Many uncountable dense linear orders

Question

A theorem of Shelah (which has been quoted several times on this website) states that if $T$ is a countable unstable theory and $\kappa$ is an uncountable cardinal, then $T$ has $2^\kappa$ non-isomorphic models of cardinality $\kappa$. I was wondering if there is an elementary way ($\mathit{i.e.}$ requiring very little model and set theory) to illustrate this theorem in the special case of dense linear orders.

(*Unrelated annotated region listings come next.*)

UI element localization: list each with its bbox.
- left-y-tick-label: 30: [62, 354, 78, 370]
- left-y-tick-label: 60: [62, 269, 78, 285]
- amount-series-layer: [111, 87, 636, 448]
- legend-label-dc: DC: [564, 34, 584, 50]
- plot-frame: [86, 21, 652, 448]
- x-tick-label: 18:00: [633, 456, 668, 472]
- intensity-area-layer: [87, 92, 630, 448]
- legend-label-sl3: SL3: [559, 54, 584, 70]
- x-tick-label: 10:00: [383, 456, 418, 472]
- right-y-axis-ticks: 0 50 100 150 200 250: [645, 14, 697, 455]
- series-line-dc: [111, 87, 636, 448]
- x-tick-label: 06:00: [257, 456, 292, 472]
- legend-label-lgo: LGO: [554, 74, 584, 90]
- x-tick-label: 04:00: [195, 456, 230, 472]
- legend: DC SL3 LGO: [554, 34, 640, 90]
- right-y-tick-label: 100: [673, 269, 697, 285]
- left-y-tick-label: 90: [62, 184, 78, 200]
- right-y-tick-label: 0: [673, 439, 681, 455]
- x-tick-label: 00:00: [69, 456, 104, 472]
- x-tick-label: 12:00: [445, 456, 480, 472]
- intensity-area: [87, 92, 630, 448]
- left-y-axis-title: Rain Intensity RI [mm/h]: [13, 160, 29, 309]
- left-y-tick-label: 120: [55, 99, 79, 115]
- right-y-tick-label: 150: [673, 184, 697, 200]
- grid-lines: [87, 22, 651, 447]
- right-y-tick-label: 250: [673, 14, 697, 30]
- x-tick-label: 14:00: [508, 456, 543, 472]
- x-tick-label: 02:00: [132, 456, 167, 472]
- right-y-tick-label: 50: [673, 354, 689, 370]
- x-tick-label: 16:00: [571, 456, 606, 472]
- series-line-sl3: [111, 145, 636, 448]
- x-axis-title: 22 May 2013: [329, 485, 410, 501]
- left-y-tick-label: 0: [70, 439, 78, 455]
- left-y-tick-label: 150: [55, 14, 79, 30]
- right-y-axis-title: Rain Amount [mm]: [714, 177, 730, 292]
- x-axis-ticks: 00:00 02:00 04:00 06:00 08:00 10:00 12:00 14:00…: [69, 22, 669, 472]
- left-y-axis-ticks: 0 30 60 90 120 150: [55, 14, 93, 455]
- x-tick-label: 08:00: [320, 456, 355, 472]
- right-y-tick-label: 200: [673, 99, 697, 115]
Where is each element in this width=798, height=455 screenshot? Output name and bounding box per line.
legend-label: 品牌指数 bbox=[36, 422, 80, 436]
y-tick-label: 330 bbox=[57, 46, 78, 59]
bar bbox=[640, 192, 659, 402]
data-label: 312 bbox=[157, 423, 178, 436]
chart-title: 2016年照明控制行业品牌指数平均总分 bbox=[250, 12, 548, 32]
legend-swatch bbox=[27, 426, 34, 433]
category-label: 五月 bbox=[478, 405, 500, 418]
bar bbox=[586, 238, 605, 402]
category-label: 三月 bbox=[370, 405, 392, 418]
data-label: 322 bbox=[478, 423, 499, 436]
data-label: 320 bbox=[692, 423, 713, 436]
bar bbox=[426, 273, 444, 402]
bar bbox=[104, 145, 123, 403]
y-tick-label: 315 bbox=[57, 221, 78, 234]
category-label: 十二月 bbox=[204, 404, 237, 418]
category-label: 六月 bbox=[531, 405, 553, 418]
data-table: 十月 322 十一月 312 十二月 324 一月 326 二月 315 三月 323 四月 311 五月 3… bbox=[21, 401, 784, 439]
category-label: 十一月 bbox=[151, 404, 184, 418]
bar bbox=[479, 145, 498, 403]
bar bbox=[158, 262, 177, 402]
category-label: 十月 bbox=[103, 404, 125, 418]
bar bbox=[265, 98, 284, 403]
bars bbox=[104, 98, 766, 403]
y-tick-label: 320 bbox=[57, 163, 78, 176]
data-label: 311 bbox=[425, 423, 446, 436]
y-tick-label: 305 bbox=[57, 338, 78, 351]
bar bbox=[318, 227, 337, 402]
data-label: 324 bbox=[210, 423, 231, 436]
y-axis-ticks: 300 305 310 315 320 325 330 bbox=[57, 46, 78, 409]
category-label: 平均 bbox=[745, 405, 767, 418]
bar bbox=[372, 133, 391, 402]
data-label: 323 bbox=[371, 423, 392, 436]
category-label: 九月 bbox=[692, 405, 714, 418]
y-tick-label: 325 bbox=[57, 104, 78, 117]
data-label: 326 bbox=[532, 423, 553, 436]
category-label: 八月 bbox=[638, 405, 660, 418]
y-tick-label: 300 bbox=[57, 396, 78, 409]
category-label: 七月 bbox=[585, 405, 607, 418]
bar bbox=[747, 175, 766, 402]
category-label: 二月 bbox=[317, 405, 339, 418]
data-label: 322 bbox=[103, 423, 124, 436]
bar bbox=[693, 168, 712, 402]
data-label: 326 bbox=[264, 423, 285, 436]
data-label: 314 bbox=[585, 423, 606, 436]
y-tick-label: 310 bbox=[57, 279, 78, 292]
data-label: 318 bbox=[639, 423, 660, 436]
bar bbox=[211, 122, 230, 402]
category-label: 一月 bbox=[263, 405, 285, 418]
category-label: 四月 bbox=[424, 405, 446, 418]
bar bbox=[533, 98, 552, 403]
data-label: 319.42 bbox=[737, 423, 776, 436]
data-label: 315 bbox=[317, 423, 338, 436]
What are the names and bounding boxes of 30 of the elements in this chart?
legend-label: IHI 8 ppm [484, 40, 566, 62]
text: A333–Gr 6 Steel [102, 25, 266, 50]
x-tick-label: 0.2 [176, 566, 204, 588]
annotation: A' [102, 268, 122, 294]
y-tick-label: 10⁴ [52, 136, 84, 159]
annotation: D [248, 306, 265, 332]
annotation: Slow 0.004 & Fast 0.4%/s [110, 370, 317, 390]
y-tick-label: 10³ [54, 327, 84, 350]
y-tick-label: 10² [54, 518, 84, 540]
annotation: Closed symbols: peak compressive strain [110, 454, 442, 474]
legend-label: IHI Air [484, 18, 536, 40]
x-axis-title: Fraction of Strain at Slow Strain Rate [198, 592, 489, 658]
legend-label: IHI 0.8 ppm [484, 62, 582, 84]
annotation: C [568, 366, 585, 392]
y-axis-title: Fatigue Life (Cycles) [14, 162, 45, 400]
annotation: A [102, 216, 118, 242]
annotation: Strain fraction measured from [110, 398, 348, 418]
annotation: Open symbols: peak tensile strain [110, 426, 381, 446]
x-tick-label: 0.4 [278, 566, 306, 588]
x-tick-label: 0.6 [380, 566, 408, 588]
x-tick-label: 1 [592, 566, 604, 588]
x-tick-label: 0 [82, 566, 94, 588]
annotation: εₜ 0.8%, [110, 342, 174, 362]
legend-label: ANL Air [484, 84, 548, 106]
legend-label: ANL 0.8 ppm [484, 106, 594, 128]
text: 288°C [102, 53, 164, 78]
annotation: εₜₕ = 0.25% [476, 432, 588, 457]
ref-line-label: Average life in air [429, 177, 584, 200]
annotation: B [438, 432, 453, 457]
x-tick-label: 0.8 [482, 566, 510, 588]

In particular, I would like to construct explicitly $2^{\mathfrak{c}}$ pairwise non-isomorphic dense linear orders of cardinality $\mathfrak{c}$. My starting point was to consider the real line (“horizontally”) and to attach to every real number on the line a “vertical” fiber, which would be either $\mathbb{R}$ or $\mathbb{Q}$, and then order the whole subset of $\mathbb{R}^2$ obtained this way by the lexicographic order. Given any $A\subseteq\mathbb{R}$, I would then consider the dense linear order $\mathcal{M}_A$ which has $\mathbb{R}$ as a vertical fiber over every $x\in A$ and $\mathbb{Q}$ as a vertical fiber over every $x\notin A$. I have produced $2^{\mathfrak{c}}$ models of cardinality $\mathfrak{c}$, which unfortunately are not pairwise non-isomorphic (for example, whenever $A$ and $B$ are singletons, $\mathcal{M}_A$ and $\mathcal{M}_B$ are isomorphic). So I'm not sure this is the way to go. Any thoughts?

Answer 1

Start with $\kappa$ and replace each ordinal with either $(\omega_1^*+\omega_1)\times \mathbb{Q}$ or $(1+\omega_1^*+\omega_1)\times \mathbb{Q}$. This gives $2^{\kappa}$ many nonisomorphic dense orders.